As a preferred embodiment of the present invention, the fixed portion 22 of the lens driving device 2 has four magnets 221, the cross section of the iron shell 222 is a square with a right angle, and the four magnets 221 are respectively fixed to the four lead angles of the square iron shell 222. position.

The number of the magnets 221 may be several or the magnets 221 may be in a ring shape, and the magnets 221 and the iron shells 222 may be arranged in other arrangements as long as the gap between the lens frame 211 and the iron shell 222 can be reduced. Within the scope of protection of the invention.

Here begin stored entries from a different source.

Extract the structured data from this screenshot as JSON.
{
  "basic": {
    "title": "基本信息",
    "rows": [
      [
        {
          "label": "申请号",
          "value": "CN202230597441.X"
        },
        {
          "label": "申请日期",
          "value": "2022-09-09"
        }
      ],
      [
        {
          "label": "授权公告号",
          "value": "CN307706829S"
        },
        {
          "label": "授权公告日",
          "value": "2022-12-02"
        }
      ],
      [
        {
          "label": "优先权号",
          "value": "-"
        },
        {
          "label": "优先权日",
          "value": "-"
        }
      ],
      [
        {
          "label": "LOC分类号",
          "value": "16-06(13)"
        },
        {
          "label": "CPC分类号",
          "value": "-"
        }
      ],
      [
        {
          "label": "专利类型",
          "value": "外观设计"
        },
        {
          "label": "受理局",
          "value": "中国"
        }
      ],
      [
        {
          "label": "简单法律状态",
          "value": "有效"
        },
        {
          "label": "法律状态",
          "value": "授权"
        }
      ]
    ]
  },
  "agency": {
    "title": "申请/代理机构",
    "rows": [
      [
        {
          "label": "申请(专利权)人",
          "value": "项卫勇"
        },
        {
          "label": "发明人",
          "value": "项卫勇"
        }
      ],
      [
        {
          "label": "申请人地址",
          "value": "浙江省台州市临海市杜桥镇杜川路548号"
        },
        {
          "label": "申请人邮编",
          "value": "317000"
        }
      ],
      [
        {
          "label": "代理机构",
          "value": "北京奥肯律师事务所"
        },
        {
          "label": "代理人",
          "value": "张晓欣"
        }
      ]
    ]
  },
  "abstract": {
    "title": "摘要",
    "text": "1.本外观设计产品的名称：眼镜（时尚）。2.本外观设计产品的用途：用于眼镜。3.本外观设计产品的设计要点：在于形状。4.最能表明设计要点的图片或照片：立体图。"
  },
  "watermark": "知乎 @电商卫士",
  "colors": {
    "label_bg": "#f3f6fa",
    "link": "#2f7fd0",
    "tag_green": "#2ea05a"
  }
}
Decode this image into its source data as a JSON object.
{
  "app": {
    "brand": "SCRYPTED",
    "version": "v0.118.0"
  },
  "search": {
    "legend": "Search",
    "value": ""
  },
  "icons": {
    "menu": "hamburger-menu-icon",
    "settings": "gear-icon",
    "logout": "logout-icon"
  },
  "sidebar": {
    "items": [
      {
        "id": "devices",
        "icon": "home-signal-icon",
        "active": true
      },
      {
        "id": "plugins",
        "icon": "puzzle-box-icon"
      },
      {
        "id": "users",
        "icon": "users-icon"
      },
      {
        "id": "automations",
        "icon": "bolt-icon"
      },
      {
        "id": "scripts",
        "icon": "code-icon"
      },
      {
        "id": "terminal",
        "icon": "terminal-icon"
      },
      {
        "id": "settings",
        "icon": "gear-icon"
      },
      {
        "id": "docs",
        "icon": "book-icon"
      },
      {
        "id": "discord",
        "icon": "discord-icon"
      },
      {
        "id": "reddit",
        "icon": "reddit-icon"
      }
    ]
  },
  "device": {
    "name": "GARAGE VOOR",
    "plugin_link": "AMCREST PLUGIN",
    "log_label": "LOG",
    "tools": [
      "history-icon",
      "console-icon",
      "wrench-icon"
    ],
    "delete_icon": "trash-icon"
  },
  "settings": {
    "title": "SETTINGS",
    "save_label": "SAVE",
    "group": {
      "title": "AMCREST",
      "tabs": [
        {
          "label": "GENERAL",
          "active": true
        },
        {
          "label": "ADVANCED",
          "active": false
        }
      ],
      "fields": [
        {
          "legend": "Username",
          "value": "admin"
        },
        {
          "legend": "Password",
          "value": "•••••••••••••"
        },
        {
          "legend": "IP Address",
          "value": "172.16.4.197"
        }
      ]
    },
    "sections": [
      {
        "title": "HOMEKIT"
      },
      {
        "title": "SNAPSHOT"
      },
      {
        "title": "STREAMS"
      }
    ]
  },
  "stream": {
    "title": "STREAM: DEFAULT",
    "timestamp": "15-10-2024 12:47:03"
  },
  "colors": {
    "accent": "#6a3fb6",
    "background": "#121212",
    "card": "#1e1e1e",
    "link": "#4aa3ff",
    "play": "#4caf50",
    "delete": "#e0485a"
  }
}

The above is only the preferred embodiment of the present invention, and is not intended to limit the present invention. Any modifications, equivalent substitutions and improvements made within the spirit and principles of the present invention should be included in the protection of the present invention. Within the scope.

1‧‧‧Lens driver

11‧‧‧Lens frame

12‧‧‧ iron shell

13‧‧‧ magnet

14‧‧‧ coil

2‧‧‧Lens driver

21‧‧‧ sports section

22‧‧‧Fixed part

211‧‧‧Lens frame

212‧‧‧ coil

213‧‧‧ lens

214‧‧‧iron ring

221‧‧‧ Magnet

222‧‧‧ iron shell

231‧‧‧ pedestal

232‧‧‧Upper spring

233‧‧‧ Lower spring piece

234‧‧‧Contacts

241‧‧‧ bumps

242‧‧‧ Groove

251‧‧‧Upper insulation sheet

252‧‧‧lower insulation sheet

1 is a schematic cross-sectional view of a lens driving device provided by the prior art; FIG. 2 is a schematic exploded view of a lens driving device according to an embodiment of the present invention; FIG. 3 is a schematic top view of a lens driving device according to an embodiment of the present invention; A perspective view of a lens driving device according to an embodiment of the present invention is shown in a cross-sectional view along line AA of FIG. 3. FIG. 5 is a perspective view of a moving portion of a lens driving device according to an embodiment of the present invention.

2‧‧‧Lens driver

21‧‧‧ sports section

22‧‧‧Fixed part

211‧‧‧Lens frame

212‧‧‧ coil

213‧‧‧ lens

214‧‧‧iron ring

221‧‧‧ Magnet

222‧‧‧ iron shell

231‧‧‧ pedestal

232‧‧‧Upper spring

233‧‧‧ Lower spring piece

234‧‧‧Contacts

241‧‧‧ bumps

242‧‧‧ Groove

251, 252‧‧ ‧ insulating sheet

Claims (7)

A lens driving device comprising: a moving portion including a coil, a lens frame and a hoop, the coil being fixed on the lens frame, the iron ring abutting on an outer side of the lens frame; and a fixing portion including a magnet And an iron shell fixed to an inner side of the outer ring of the iron shell, the iron shell comprising an outer ring and a yoke extending inwardly from a top end of the outer ring, the yoke being provided with a seat a through hole corresponding to the lens frame; wherein the moving portion is located in the fixed portion, and a gap exists between the fixed portion and the moving portion, and the iron ring and the iron shell together form an excitation Component. The lens driving device of claim 1, wherein the coil is further connected to the iron ring, and the iron ring is located between the coil and the lens frame. The lens driving device of claim 1, wherein the lens driving device further comprises a base, an upper spring piece and a lower spring piece, wherein the inner ring of the upper spring piece and the lower spring piece respectively and the coil The two ends of the upper spring piece and the lower spring piece have contact pieces on the outer ring, and the upper spring piece and the lower spring piece are connected to the base through the contact piece. The lens driving device of claim 3, wherein the base has a protrusion, the lens frame has a groove, and the protrusion and the groove are matched. The lens driving device according to claim 1, wherein the lens driving device The fixed portion includes four magnets. The lens driving device of claim 5, wherein the iron shell has a square cross section at a right angle, and the four magnets are respectively fixed at four chamfering positions of the square iron shell. The lens driving device of claim 3, wherein an upper insulating sheet is disposed between the upper surface of the iron shell and the upper spring sheet, and a lower surface of the iron shell is disposed between the lower surface and the lower spring sheet. Insulation sheet.